Mesaba Airlines, which operated as a Northwest Airlink regional airline, filed for Chapter 11 bankruptcy on October 13, 2005, a result of downsizing occasioned by the earlier bankruptcy of Northwest Airlines. As part of the reorganization of both carriers, Northwest acquired Mesaba on April 24, 2007. This left Big Sky as MAIR's only remaining airline.

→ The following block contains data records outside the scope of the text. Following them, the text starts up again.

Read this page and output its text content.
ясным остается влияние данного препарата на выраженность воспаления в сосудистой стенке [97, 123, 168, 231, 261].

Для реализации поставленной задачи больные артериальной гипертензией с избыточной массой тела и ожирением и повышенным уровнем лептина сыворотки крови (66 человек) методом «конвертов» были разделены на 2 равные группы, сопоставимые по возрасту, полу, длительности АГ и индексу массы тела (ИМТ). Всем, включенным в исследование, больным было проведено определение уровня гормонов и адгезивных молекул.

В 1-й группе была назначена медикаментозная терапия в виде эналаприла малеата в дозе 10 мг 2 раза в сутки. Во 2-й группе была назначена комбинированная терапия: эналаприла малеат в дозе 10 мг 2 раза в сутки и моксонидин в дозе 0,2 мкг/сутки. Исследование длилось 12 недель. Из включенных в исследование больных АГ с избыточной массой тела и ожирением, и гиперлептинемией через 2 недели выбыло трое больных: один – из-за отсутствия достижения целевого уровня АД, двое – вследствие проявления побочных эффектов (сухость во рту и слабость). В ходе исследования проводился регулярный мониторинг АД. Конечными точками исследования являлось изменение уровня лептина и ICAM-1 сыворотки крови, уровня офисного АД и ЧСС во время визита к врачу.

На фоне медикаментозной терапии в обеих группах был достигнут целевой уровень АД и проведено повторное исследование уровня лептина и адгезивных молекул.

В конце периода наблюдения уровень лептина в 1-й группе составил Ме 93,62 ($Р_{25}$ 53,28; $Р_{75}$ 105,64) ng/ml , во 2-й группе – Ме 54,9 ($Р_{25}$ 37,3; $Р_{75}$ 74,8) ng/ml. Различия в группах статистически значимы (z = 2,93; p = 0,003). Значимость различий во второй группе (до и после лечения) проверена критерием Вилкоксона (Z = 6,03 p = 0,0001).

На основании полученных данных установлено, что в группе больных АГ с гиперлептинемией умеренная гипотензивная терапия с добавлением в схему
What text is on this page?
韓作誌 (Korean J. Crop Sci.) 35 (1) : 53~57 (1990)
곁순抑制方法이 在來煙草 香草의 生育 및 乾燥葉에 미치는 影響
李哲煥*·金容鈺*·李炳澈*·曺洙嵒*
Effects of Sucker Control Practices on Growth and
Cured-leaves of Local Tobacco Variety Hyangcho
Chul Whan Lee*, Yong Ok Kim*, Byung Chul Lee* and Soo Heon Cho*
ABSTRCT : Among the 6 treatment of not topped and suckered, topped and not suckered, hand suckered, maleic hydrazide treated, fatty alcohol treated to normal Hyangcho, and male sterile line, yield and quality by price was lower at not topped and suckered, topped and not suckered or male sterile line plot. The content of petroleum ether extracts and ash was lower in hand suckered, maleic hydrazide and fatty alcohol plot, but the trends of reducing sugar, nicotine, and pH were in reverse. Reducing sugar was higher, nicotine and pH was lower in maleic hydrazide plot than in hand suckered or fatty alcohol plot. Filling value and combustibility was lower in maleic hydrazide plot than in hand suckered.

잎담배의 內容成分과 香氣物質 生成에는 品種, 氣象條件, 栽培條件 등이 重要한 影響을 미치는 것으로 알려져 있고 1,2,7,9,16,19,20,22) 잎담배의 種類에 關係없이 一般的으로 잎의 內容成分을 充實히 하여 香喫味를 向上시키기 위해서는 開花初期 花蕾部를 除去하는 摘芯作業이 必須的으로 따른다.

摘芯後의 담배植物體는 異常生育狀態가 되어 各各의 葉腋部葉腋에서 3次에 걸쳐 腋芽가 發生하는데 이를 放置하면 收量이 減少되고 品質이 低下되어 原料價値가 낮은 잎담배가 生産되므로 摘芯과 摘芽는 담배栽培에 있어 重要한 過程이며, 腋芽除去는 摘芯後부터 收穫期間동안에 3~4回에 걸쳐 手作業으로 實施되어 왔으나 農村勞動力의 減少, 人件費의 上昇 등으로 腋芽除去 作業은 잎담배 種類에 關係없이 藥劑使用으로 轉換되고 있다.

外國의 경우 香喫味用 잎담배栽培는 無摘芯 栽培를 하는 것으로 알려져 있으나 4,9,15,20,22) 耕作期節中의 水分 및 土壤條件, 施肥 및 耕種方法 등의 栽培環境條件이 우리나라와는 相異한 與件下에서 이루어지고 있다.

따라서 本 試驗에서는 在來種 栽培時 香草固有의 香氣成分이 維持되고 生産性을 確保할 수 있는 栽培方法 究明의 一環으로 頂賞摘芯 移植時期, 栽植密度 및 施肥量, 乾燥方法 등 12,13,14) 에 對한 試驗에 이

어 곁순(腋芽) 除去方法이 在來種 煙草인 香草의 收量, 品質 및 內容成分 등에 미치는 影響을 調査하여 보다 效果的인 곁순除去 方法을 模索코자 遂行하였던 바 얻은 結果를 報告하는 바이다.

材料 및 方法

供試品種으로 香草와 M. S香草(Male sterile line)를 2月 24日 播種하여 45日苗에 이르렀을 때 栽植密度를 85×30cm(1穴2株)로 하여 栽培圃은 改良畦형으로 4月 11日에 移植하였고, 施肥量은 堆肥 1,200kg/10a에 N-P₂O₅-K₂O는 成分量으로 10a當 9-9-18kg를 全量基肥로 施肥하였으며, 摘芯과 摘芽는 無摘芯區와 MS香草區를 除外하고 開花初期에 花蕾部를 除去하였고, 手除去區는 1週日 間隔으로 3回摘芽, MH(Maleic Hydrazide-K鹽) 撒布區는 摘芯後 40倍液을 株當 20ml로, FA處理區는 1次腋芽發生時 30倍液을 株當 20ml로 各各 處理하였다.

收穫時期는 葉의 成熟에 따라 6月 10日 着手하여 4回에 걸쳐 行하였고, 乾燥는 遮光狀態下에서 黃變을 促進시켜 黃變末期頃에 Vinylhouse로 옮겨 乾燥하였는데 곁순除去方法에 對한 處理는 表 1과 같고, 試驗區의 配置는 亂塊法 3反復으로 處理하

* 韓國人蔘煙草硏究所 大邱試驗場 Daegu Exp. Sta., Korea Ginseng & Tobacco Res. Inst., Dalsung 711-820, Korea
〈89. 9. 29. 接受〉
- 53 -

Following a series of expansion attempts, Big Sky announced plans to cease operations in December 2007. The airline's last flights were on March 8, 2008.

MAIR's shareholders voted to dissolve the company on June 25, 2008. The company's last day of trading on the NASDAQ was July 7, 2008, and its shares closed at a price of approximately $4.17. Shareholders as of that day received an initial cash distribution from the company of $3 per share in August, 2008, and subsequently received several liquidating distributions as assets were sold and legal issues resolved: 70 cents per share was distributed in November, 2008; 55 cents per share in February, 2009; 12 cents per share in April, 2010; and a final distribution of 2.65 cents per share in July, 2012.